In Immanuel Kant’s 1790 treatise, The Critique of Judgement, the German philosopher writes of beauty, taste and aesthetic judgement, stating “As regards the agreeable, everyone concedes that this judgement, which he bases on a private feeling, and in which he declares that the object pleases him, is restricted to him personally.” This reminds me of the injustices of subjective assessments used in medical education. As is often the case, panels of experts or professorial staff provide subjective reviews of trainees during the course of traditional medical apprenticeships. Based on input from a variety of faculty members, trainees are deemed able or not able to perform procedures such as flexible bronchoscopy, with little if any objective evidence to support competent practice.
Furthermore, competency itself is rarely defined. Does competency imply technical skill, and if so, for what procedures exactly? Does it also include communicating bad news, informed consent, the ability to effectively employ universal precautions, the ability to troubleshoot, avoid, and treat complications, as well as the capacity to effectively interact with the bronchoscopy team? What about the ability to advocate for patient rights, communicate with a nursing team, or satisfactorily assess infection control and equipment sterilization/cleaning systems.
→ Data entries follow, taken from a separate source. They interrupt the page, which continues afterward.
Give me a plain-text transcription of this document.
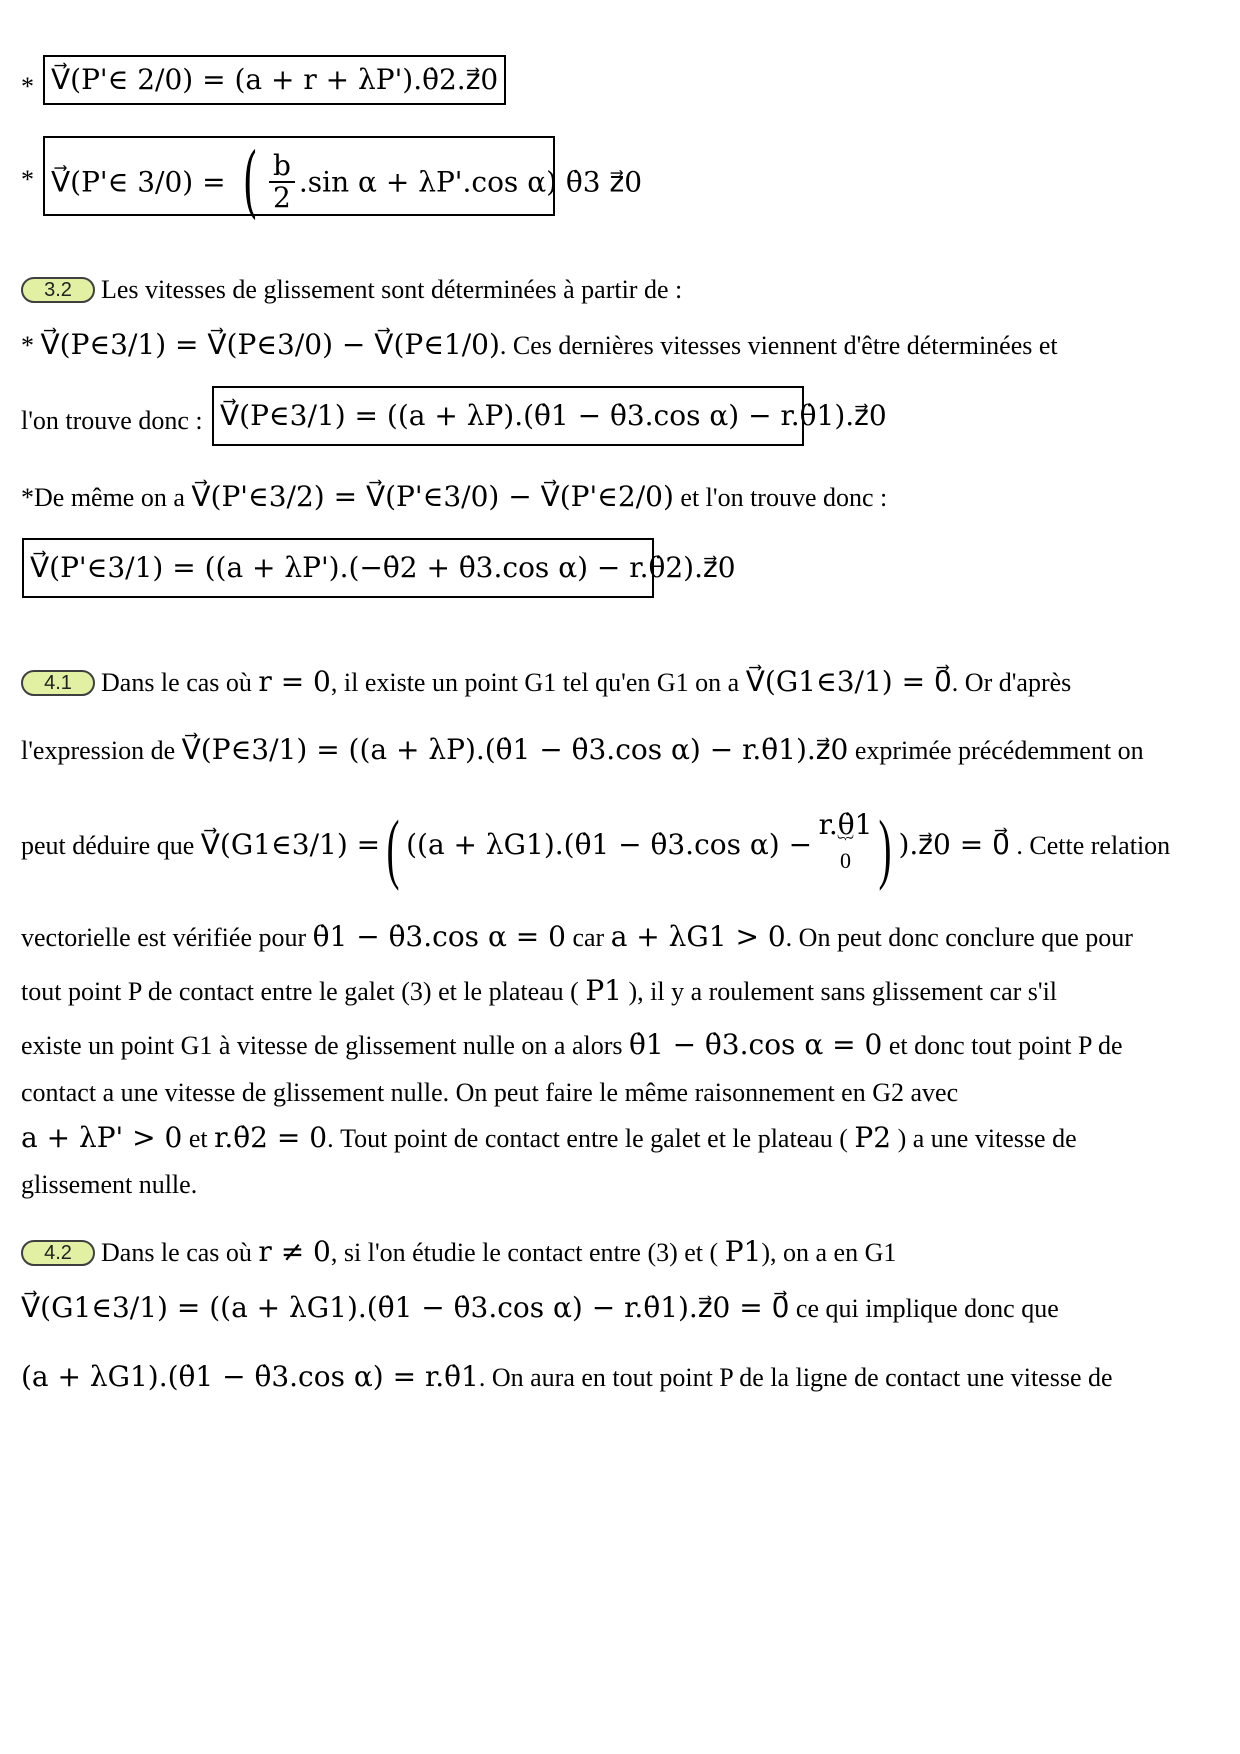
* V⃗(P'∈ 2/0) = (a + r + λP').θ̇2.z⃗0
* V⃗(P'∈ 3/0) = ( $\frac{b}{2} .\sin$ α + λP'.cos α) θ̇3 z⃗0
3.2 Les vitesses de glissement sont déterminées à partir de :
* V⃗(P∈3/1) = V⃗(P∈3/0) − V⃗(P∈1/0). Ces dernières vitesses viennent d'être déterminées et
l'on trouve donc : V⃗(P∈3/1) = ((a + λP).(θ̇1 − θ̇3.cos α) − r.θ̇1).z⃗0
*De même on a V⃗(P'∈3/2) = V⃗(P'∈3/0) − V⃗(P'∈2/0) et l'on trouve donc :
V⃗(P'∈3/1) = ((a + λP').(−θ̇2 + θ̇3.cos α) − r.θ̇2).z⃗0
4.1 Dans le cas où r = 0, il existe un point G1 tel qu'en G1 on a V⃗(G1∈3/1) = 0⃗. Or d'après
l'expression de V⃗(P∈3/1) = ((a + λP).(θ̇1 − θ̇3.cos α) − r.θ̇1).z⃗0 exprimée précédemment on
peut déduire que V⃗(G1∈3/1) =( ((a + λG1).(θ̇1 − θ̇3.cos α) −
r.θ̇1
︸
0 ) ).z⃗0 = 0⃗ . Cette relation
vectorielle est vérifiée pour θ̇1 − θ̇3.cos α = 0 car a + λG1 > 0. On peut donc conclure que pour
tout point P de contact entre le galet (3) et le plateau ( P1 ), il y a roulement sans glissement car s'il
existe un point G1 à vitesse de glissement nulle on a alors θ̇1 − θ̇3.cos α = 0 et donc tout point P de
contact a une vitesse de glissement nulle. On peut faire le même raisonnement en G2 avec
a + λP' > 0 et r.θ̇2 = 0. Tout point de contact entre le galet et le plateau ( P2 ) a une vitesse de
glissement nulle.
4.2 Dans le cas où r ≠ 0, si l'on étudie le contact entre (3) et ( P1), on a en G1
V⃗(G1∈3/1) = ((a + λG1).(θ̇1 − θ̇3.cos α) − r.θ̇1).z⃗0 = 0⃗ ce qui implique donc que
(a + λG1).(θ̇1 − θ̇3.cos α) = r.θ̇1. On aura en tout point P de la ligne de contact une vitesse de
Few institutions, and even fewer medical societies have written guidelines that clearly identify what is meant by procedural competency, and when they do, they are rarely accompanied by examples of objective assessment tools used to document levels of practice and competency itself.
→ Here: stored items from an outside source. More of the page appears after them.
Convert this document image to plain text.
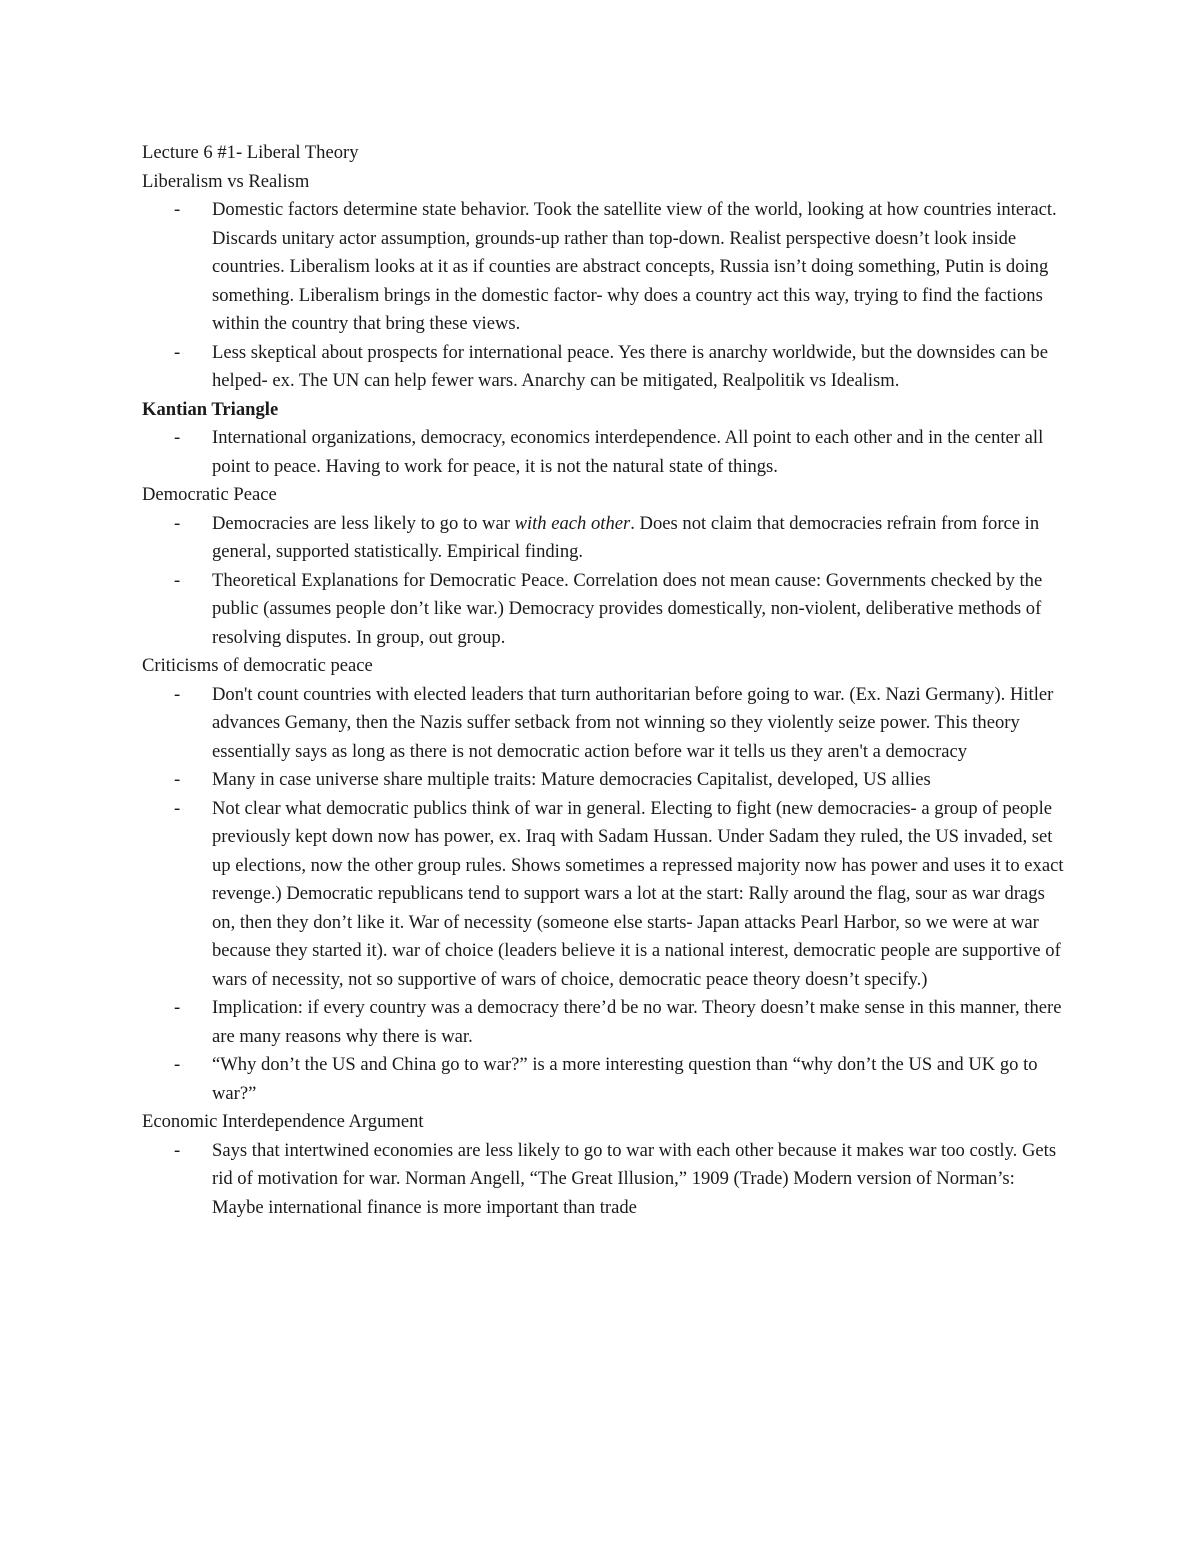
Lecture 6 #1- Liberal Theory

Liberalism vs Realism

- Domestic factors determine state behavior. Took the satellite view of the world, looking at how countries interact. Discards unitary actor assumption, grounds-up rather than top-down. Realist perspective doesn’t look inside countries. Liberalism looks at it as if counties are abstract concepts, Russia isn’t doing something, Putin is doing something. Liberalism brings in the domestic factor- why does a country act this way, trying to find the factions within the country that bring these views.
- Less skeptical about prospects for international peace. Yes there is anarchy worldwide, but the downsides can be helped- ex. The UN can help fewer wars. Anarchy can be mitigated, Realpolitik vs Idealism.

Kantian Triangle

- International organizations, democracy, economics interdependence. All point to each other and in the center all point to peace. Having to work for peace, it is not the natural state of things.

Democratic Peace

- Democracies are less likely to go to war with each other. Does not claim that democracies refrain from force in general, supported statistically. Empirical finding.
- Theoretical Explanations for Democratic Peace. Correlation does not mean cause: Governments checked by the public (assumes people don’t like war.) Democracy provides domestically, non-violent, deliberative methods of resolving disputes. In group, out group.

Criticisms of democratic peace

- Don't count countries with elected leaders that turn authoritarian before going to war. (Ex. Nazi Germany). Hitler advances Gemany, then the Nazis suffer setback from not winning so they violently seize power. This theory essentially says as long as there is not democratic action before war it tells us they aren't a democracy
- Many in case universe share multiple traits: Mature democracies Capitalist, developed, US allies
- Not clear what democratic publics think of war in general. Electing to fight (new democracies- a group of people previously kept down now has power, ex. Iraq with Sadam Hussan. Under Sadam they ruled, the US invaded, set up elections, now the other group rules. Shows sometimes a repressed majority now has power and uses it to exact revenge.) Democratic republicans tend to support wars a lot at the start: Rally around the flag, sour as war drags on, then they don’t like it. War of necessity (someone else starts- Japan attacks Pearl Harbor, so we were at war because they started it). war of choice (leaders believe it is a national interest, democratic people are supportive of wars of necessity, not so supportive of wars of choice, democratic peace theory doesn’t specify.)
- Implication: if every country was a democracy there’d be no war. Theory doesn’t make sense in this manner, there are many reasons why there is war.
- “Why don’t the US and China go to war?” is a more interesting question than “why don’t the US and UK go to war?”

Economic Interdependence Argument

- Says that intertwined economies are less likely to go to war with each other because it makes war too costly. Gets rid of motivation for war. Norman Angell, “The Great Illusion,” 1909 (Trade) Modern version of Norman’s: Maybe international finance is more important than trade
Until very recently, therefore, the subjective assessment has been a cornerstone of medical teaching. Whether we like it or not, subjective assessments are important considerations related not only to how professors feel about their trainees, but also to how their presumably unbiased observations are used in the overall measure of a trainee’s ability to perform and practice medicine independently. I would argue, however, that beauty is in the eye of the beholder and that subjective assessments are too easily influenced by mood, character, personality, conventional wisdom, and other factors that may have little to do with a trainee’s ability to competently perform a medical procedure. Objective assessments, on the other hand, are reproducible, identify a trainee’s strengths and weaknesses, allow documentation of improvement along the learning curve, identify clear outcome measures, goals, and objectives, and also provide a starting point for objective feedback. In addition, objective measures provide a measure of the professor’s ability to teach effectively, forcing both institutions and medical societies to define competency, or at the least, a minimum standard toward which all practitioners can strive.
Perhaps that is a reason why medical societies and university-based teaching programs have been reluctant to introduce a battery of objective measures into their training curricula. After all, the number of issues raised by the formulation of an objective measure is enormous. Addressing issues such as how to provide remedial training, what to do in case information is poorly acquired, how to define a minimum standard, what to actually measure as a test of competency, who will do the paperwork and shoulder the administrative burdens related to documentation etc.… require manpower, expertise in educational philosophies, strict methodology, and an ability to persuade students, trainees, teachers, and administrators that such measures are an important part of medical training. While some might argue that such a task is Sisyphean in nature, I would argue it is simply Herculean, and that once initiated, will result in greater equality of practice among health care providers around the world, which ultimately will benefit patients everywhere.